Facebook security chief Alex Stamos quits, joins Stanford 'Information Warfare' group

Facebook's longtime Chief Security Officer Alex Stamos is quitting, as announced earlier this year. The company seems to think it doesn't need a new CSO, despite having just acknowledged Tuesday it is the subject of ongoing, sustained, coordinated information warfare attacks just ahead of the 2018 midterm elections.

Remember the reason Stamos clashed with higher-ups in the first place, and announced plans to depart: he spoke out strongly against the Russian infowar attacks.

As Cory Doctorow wrote, Stamos is “a human warrant-canary for the Trump era.” The threats Facebook faces are very real.

His last day at Facebook is scheduled for August 17th. His new job: "Starting in September, I will join Stanford University full-time as a teacher and researcher…as an Adjunct Professor at the Freeman-Spogli Institute for International Studies."

At Stanford, he will join an 'Information Warfare' faculty working group, and study the role of security and technology in society.

Just yesterday, Stamos was 'front and center' as Facebook disclosed that it had identified and killed dozens of accounts it associated with a coordinated political influence campaign ahead of the November midterm elections.

Facebook does not plan to appoint a successor for chief security officer.

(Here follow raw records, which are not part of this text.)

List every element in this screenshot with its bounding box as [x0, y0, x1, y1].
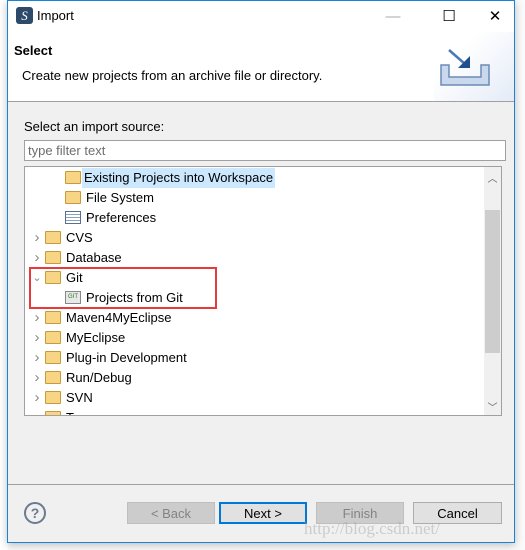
tree-item-label: Existing Projects into Workspace [82, 168, 276, 188]
folder-icon [45, 251, 61, 264]
chevron-right-icon[interactable]: › [31, 228, 43, 248]
folder-icon [45, 351, 61, 364]
page-description: Create new projects from an archive file… [22, 68, 323, 83]
scroll-up-icon[interactable]: ︿ [484, 170, 501, 185]
folder-icon [45, 331, 61, 344]
folder-icon [45, 311, 61, 324]
chevron-right-icon[interactable]: › [31, 368, 43, 388]
minimize-button[interactable]: — [370, 1, 416, 32]
chevron-right-icon[interactable]: › [31, 328, 43, 348]
import-dialog: S Import — ☐ ✕ Select Create new project… [7, 0, 515, 543]
chevron-right-icon[interactable]: › [31, 348, 43, 368]
import-source-label: Select an import source: [24, 119, 165, 134]
folder-icon [45, 411, 61, 415]
back-button[interactable]: < Back [127, 502, 215, 524]
wizard-header: Select Create new projects from an archi… [8, 32, 514, 102]
tree-item-label: SVN [66, 390, 93, 405]
chevron-right-icon[interactable]: › [31, 408, 43, 415]
import-projects-icon [65, 171, 81, 184]
window-title: Import [37, 8, 74, 23]
folder-icon [45, 231, 61, 244]
scroll-down-icon[interactable]: ﹀ [484, 399, 501, 414]
tree-item-label: Maven4MyEclipse [66, 310, 172, 325]
tree-scrollbar[interactable]: ︿ ﹀ [484, 167, 501, 415]
folder-icon [65, 191, 81, 204]
tree-item-label: Run/Debug [66, 370, 132, 385]
tree-item-label: Plug-in Development [66, 350, 187, 365]
next-button[interactable]: Next > [219, 502, 307, 524]
preferences-icon [65, 211, 81, 224]
chevron-right-icon[interactable]: › [31, 308, 43, 328]
footer-divider [8, 484, 514, 485]
tree-item-label: CVS [66, 230, 93, 245]
import-banner-icon [434, 32, 514, 101]
tree-item-label: File System [86, 190, 154, 205]
highlight-box [29, 267, 217, 309]
watermark: http://blog.csdn.net/ [304, 519, 440, 538]
tree-item-label: Database [66, 250, 122, 265]
page-title: Select [14, 43, 53, 58]
maximize-button[interactable]: ☐ [426, 1, 472, 32]
title-bar: S Import — ☐ ✕ [8, 1, 514, 32]
chevron-right-icon[interactable]: › [31, 388, 43, 408]
filter-input[interactable] [24, 140, 506, 161]
tree-item-label: Preferences [86, 210, 157, 225]
folder-icon [45, 371, 61, 384]
scrollbar-thumb[interactable] [485, 210, 500, 353]
tree-item-label: T... [66, 408, 83, 415]
chevron-right-icon[interactable]: › [31, 248, 43, 268]
folder-icon [45, 391, 61, 404]
close-button[interactable]: ✕ [472, 1, 518, 32]
help-icon[interactable]: ? [24, 502, 46, 524]
tree-item-label: MyEclipse [66, 330, 126, 345]
app-icon: S [16, 7, 33, 24]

“We expect to be judged on what we do to protect people's security, not whether we have someone with a certain title.”

Uh… Okay.

From the New York Times:

Mr. Stamos’ departure is part of several executive exits from the social network, which has been hit by scandals including Russian meddling on the platform in the 2016 presidential election and misuse of people’s data. The Times reported that Mr. Stamos was leaving Facebook after he had advocated the company to disclose more about Russian election interference last year but was met with resistance.

Mr. Stamos said in the interview that his last day at Facebook would be Aug. 17. At Stanford, he said, he planned to study the upcoming midterms and the role of technology, as well as election security more broadly and the topic of disinformation. He said he would also look at subjects as basic as passwords and try to reimagine how they could be made more secure.

Mr. Stamos also said Information Warfare was a new working group at Stanford with about 14 faculty members across academic disciplines. The group, which will begin meeting this fall, plans to research information warfare tactics and to develop countermeasures. Mr. Stamos said he planned to teach a class for law and policy students on how hackers attack, with the goal of familiarizing future policymakers with common hacking techniques.